By the latter half of the Eighties, success in the art world and all that came with it, had meant that the artist swapped acquaintances for narcotics.
Taylor remained by Basquiat's side through it all. He openly discusses a vacation in Jamaica, in which Taylor sold his camera on the first night so that they could score drugs. It was the last time Taylor saw Basquiat as he truly was, unburdened by the trappings of success back in Manhattan. "The last time I saw Jean, he looked so old. Sixty. Not the 17-year old kid I knew. It was the drugs."
Two decades on from Basquiat's death, Taylor has begun to look through his vast archive of personal photography. The majority was taken during the early stages of a burgeoning underground scene in the late Seventies. The images capture the moments before New York rode the crest of a cultural wave, where hip-hop from the Bronx merged with Debbie Harry's proto-rap single, "Rapture" and David Byrne and friends formed their own band and collaborated with Brian Eno. The art world mirrored this musical success, turning its focus on the vibrant downtown scene, fostering the talents of rising stars such as Basquiat and Keith Haring.
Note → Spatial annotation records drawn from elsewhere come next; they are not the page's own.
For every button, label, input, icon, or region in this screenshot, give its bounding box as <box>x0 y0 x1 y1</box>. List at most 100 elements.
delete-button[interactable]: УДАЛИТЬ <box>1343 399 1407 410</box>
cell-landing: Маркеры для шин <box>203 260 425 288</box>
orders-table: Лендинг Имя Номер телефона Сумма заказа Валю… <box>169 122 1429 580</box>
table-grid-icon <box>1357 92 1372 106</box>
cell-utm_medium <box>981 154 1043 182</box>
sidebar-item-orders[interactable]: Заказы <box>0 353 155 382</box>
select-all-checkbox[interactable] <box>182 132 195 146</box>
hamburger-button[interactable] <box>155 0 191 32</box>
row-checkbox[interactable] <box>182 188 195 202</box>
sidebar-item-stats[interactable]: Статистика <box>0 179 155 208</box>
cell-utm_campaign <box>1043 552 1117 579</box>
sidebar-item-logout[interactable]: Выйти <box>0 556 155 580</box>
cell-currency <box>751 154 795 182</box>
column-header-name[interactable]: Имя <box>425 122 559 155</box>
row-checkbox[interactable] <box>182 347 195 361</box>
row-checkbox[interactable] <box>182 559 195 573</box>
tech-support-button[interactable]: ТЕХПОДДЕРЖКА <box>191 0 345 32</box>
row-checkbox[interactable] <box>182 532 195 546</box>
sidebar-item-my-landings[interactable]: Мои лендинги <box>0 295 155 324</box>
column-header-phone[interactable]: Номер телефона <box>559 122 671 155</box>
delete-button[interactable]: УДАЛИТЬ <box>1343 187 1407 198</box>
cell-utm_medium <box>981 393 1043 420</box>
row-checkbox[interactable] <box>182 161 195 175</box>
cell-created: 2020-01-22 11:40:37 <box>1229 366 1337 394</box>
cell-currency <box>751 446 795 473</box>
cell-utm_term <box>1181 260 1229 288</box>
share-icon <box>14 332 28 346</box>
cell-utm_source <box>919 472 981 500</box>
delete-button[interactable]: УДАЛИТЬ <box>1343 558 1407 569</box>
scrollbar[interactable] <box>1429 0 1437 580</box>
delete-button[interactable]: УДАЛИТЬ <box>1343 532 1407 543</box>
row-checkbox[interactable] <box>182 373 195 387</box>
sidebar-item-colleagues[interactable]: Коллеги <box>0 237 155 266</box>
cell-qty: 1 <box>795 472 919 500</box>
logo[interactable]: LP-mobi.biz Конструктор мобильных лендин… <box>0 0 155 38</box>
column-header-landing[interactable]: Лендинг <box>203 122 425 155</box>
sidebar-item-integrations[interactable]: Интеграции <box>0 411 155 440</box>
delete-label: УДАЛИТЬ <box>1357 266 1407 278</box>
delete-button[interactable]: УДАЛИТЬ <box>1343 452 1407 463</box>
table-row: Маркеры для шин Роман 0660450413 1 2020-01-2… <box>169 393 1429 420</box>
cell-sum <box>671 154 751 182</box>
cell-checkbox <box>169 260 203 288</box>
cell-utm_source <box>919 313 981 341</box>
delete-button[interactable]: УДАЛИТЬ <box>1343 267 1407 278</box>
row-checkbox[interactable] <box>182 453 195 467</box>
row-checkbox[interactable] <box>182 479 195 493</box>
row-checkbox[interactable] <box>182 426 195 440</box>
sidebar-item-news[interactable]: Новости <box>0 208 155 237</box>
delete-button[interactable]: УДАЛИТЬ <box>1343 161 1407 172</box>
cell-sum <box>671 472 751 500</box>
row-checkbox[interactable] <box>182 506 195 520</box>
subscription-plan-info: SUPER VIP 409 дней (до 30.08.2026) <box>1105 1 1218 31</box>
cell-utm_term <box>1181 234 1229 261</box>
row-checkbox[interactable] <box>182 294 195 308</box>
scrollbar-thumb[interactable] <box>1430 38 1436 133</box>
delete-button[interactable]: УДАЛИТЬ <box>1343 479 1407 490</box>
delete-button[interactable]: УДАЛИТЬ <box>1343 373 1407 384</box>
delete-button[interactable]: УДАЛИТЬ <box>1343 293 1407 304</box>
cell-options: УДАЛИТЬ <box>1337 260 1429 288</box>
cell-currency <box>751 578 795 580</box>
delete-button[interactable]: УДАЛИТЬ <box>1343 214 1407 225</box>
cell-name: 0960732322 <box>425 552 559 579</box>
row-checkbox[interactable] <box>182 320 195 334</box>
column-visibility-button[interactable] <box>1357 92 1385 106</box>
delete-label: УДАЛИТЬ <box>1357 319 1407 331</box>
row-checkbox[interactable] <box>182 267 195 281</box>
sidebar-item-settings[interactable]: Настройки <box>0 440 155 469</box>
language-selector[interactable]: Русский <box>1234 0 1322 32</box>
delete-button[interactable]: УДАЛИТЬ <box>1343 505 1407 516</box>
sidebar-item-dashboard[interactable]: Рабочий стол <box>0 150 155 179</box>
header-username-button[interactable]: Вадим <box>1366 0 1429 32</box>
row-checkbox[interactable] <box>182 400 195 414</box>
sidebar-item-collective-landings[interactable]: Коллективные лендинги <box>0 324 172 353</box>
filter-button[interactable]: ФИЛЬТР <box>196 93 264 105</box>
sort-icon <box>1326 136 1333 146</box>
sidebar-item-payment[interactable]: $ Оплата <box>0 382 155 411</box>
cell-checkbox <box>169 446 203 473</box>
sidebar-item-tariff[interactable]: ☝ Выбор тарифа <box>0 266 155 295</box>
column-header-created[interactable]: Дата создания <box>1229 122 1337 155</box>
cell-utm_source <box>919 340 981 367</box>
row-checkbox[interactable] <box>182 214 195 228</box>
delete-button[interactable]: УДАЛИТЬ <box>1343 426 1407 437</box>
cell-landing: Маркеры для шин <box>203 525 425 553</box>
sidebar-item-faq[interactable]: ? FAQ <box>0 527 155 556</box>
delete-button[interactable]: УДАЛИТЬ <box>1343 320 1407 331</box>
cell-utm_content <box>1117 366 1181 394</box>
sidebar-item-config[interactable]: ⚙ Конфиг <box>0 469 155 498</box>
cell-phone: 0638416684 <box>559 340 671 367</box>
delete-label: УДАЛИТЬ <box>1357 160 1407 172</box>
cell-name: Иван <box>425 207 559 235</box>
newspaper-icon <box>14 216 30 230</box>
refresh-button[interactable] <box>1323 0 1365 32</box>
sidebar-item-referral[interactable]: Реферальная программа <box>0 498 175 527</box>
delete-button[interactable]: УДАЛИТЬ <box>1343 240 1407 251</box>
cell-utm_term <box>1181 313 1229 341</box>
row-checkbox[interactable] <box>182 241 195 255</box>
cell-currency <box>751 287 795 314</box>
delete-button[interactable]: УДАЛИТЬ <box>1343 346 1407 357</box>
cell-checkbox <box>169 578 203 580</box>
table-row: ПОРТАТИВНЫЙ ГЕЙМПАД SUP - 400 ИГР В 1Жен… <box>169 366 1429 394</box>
If Studio 54 and Warhol's Factory are today recognised as the hub of Manhattan's cultural elite at the turn of a decade, it was the downtown artist squat parties and crack-of-dawn collaborations at the seminal music venue, CBGB, which shaped the alternative scene.
For the last two years, Taylor has worked closely with the Japanese creative studio, the Inoue Brothers, blowing up selected snapshots to giant poster proportions, as in a New York subway, and preparing a limited-edition book and clothing featuring the photographs. "New York was so hardcore when I moved there in '77," recalls Taylor. "There were no funds and any thread of an underground scene was held together between the drugs and drink. Usually on the second floor of the Mudd Club. Jean was there every night. Even when it was raining and no one was around."